In 1949, Clackamas County formed a noxious weed control board to address the rampant spread of tansy ragwort. At that time landowners could be fined for having noxious weeds growing on their property. Neighbors began working together to control invasive weeds and community weed pulling events sprouted up throughout the county to combat invasive weeds.
With the introduction of biological controls beginning in the 1960s and 1970s, the threat from tansy ragwort and other invasive weeds were dramatically reduced from peak historic abundance. The continued urbanization of Clackamas County and the relative success of biological controls challenged the importance of noxious weed control. With severe budget constraints in the 1980s, Clackamas County disbanded their noxious weed control board in 1989.
With the dissolution of the Noxious Weed Control Board enforcement of noxious weed laws effectively ended at the county level. As such a vacuum was created regarding invasive weed control and management. In the mid-1990s, the Clackamas Soil and Water Conservation District worked with various public partners to address the ongoing need for technical assistance related to invasive weeds. They partnered with the Oregon Department of Agriculture, Oregon State University Extension Service, the Soil Conservation Service, and Clackamas County to form a non-regulatory Weed Advisory Board in 1994. Upon creation, the Weed Advisory Board spearheaded an ongoing effort to combat gorse within the county, but ongoing funding constraints slowly diminished activities. By the late 1990s, all activities associated with the Weed Advisory Board had ceased.
In November 2006, the Clackamas Soil and Water Conservation District sought and received a permanent tax base within Clackamas County. One of the primary components outlined in ballot measure 3-221 was to respond “to citizen demands to implement a countywide weed program focused on education and sustainable control methods.“
Upon receiving their permanent tax base the Clackamas Soil and Water Conservation District formed a Weed Task Force which in 2008 develop a framework for the new weed program. In early 2009, the Clackamas Soil and Water Conservation District hired a full-time program manager to develop and administer the “WeedWise Program” to support more effective management of invasive weeds in Clackamas County.

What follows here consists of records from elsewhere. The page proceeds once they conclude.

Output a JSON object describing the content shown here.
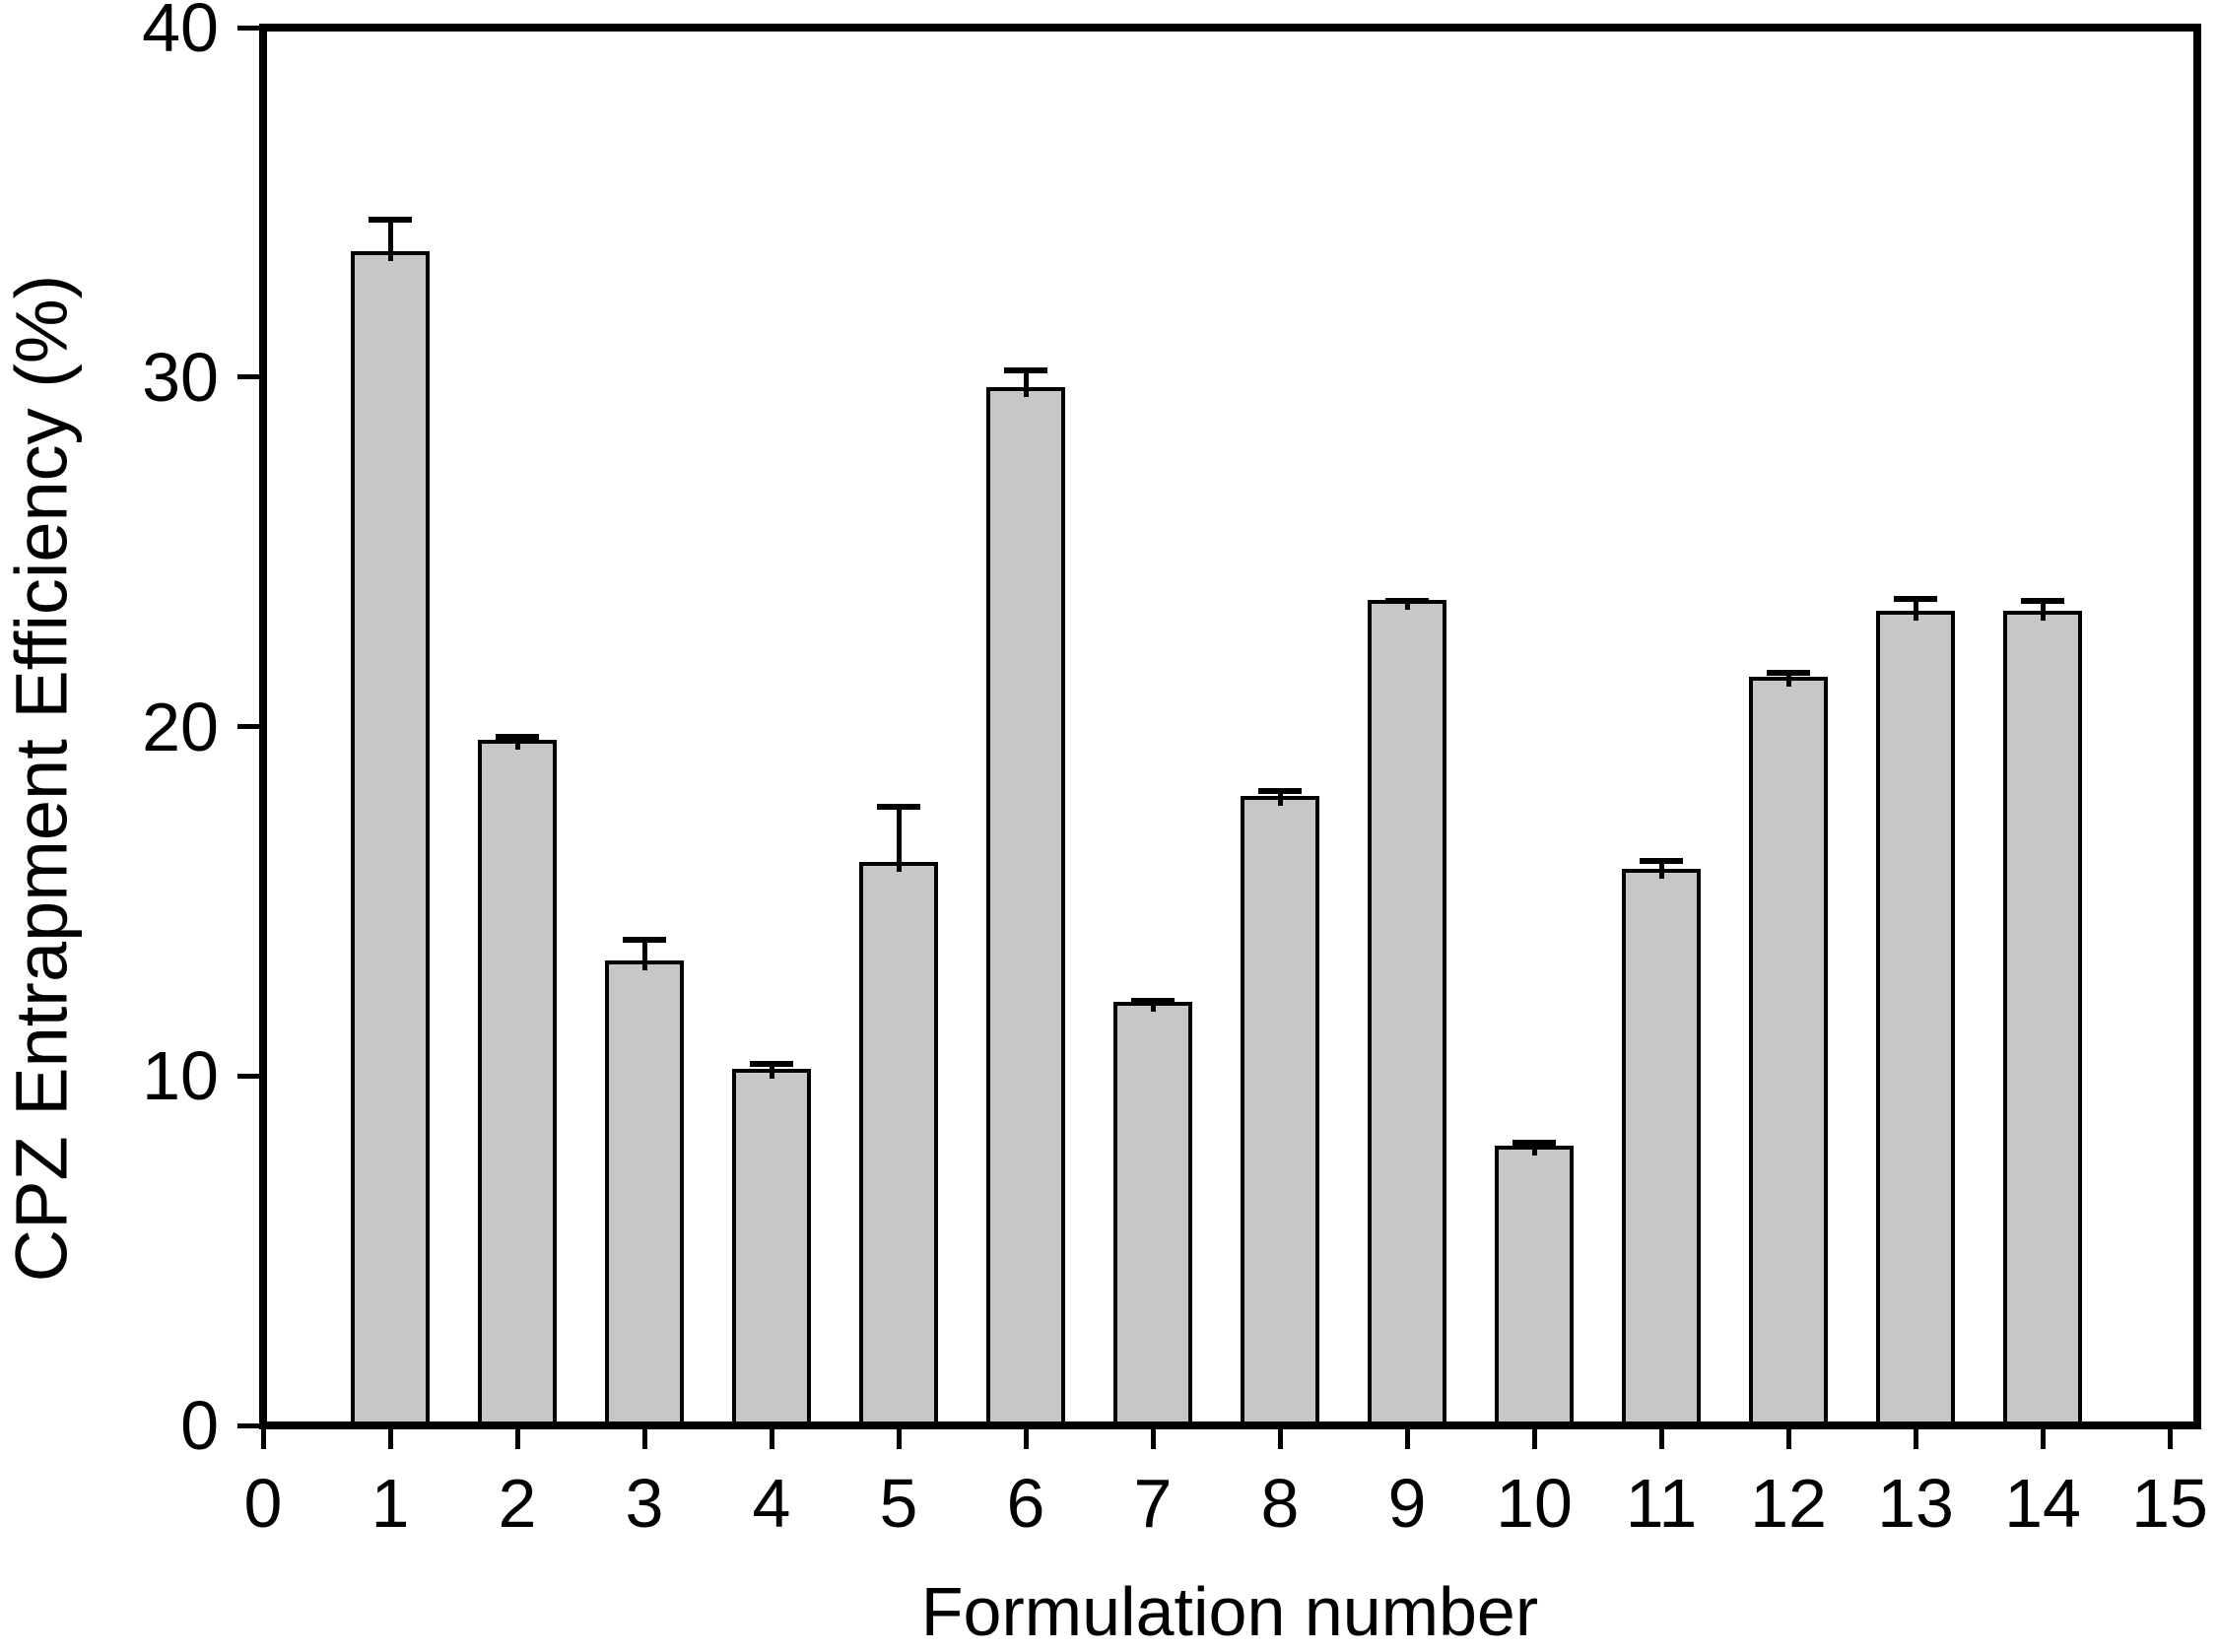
{
  "figure": {
    "background_color": "#ffffff",
    "text_color": "#000000"
  },
  "chart_data": {
    "type": "bar",
    "title": "",
    "xlabel": "Formulation number",
    "ylabel": "CPZ Entrapment Efficiency (%)",
    "categories": [
      1,
      2,
      3,
      4,
      5,
      6,
      7,
      8,
      9,
      10,
      11,
      12,
      13,
      14
    ],
    "values": [
      33.5,
      19.5,
      13.2,
      10.1,
      16.0,
      29.6,
      12.0,
      17.9,
      23.5,
      7.9,
      15.8,
      21.3,
      23.2,
      23.2
    ],
    "error_bars": [
      1.0,
      0.2,
      0.7,
      0.25,
      1.7,
      0.6,
      0.15,
      0.25,
      0.1,
      0.2,
      0.35,
      0.25,
      0.45,
      0.4
    ],
    "error_bar_direction": "up",
    "xlim": [
      0,
      15
    ],
    "ylim": [
      0,
      40
    ],
    "x_ticks": [
      0,
      1,
      2,
      3,
      4,
      5,
      6,
      7,
      8,
      9,
      10,
      11,
      12,
      13,
      14,
      15
    ],
    "y_ticks": [
      0,
      10,
      20,
      30,
      40
    ],
    "grid": false,
    "legend": "none",
    "frame": "full-box",
    "bar_fill_color": "#c7c7c7",
    "bar_edge_color": "#000000",
    "axis_color": "#000000"
  }
}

Since inception, the WeedWise Program has focused on preserving the social, economic, and ecological resources within Clackamas County. Primary efforts of the WeedWise program are to serve as a technical resource to local landowners and land managers trying to control invasive weeds on their property. The program also has a strong focus on promoting public awareness and education on the impacts of invasive weeds in Clackamas County.
In 2010, the WeedWise program was able to launch an Early Detection and Rapid Response initiative to target priority invasive weeds in Clackamas County. This initiative focuses on preventing the introduction of new damaging weeds, while systematically working to reduce the expansion of existing invasive weeds. Since that time, hundreds of thousands of dollars have been invested in the control of invasive weeds in Clackamas County.
The WeedWise program continues to grow and develop and has steadily expanded its efforts within the county. The program was able to hire additional staff in 2011 and 2014 to support priority invasive weed control efforts and is working hard to meet the growing demand for services within Clackamas County. As the WeedWise program continues to grow and develop, it will continue to build upon the efforts of its predecessors to promote effective invasive weed management to preserve the livability of Clackamas County.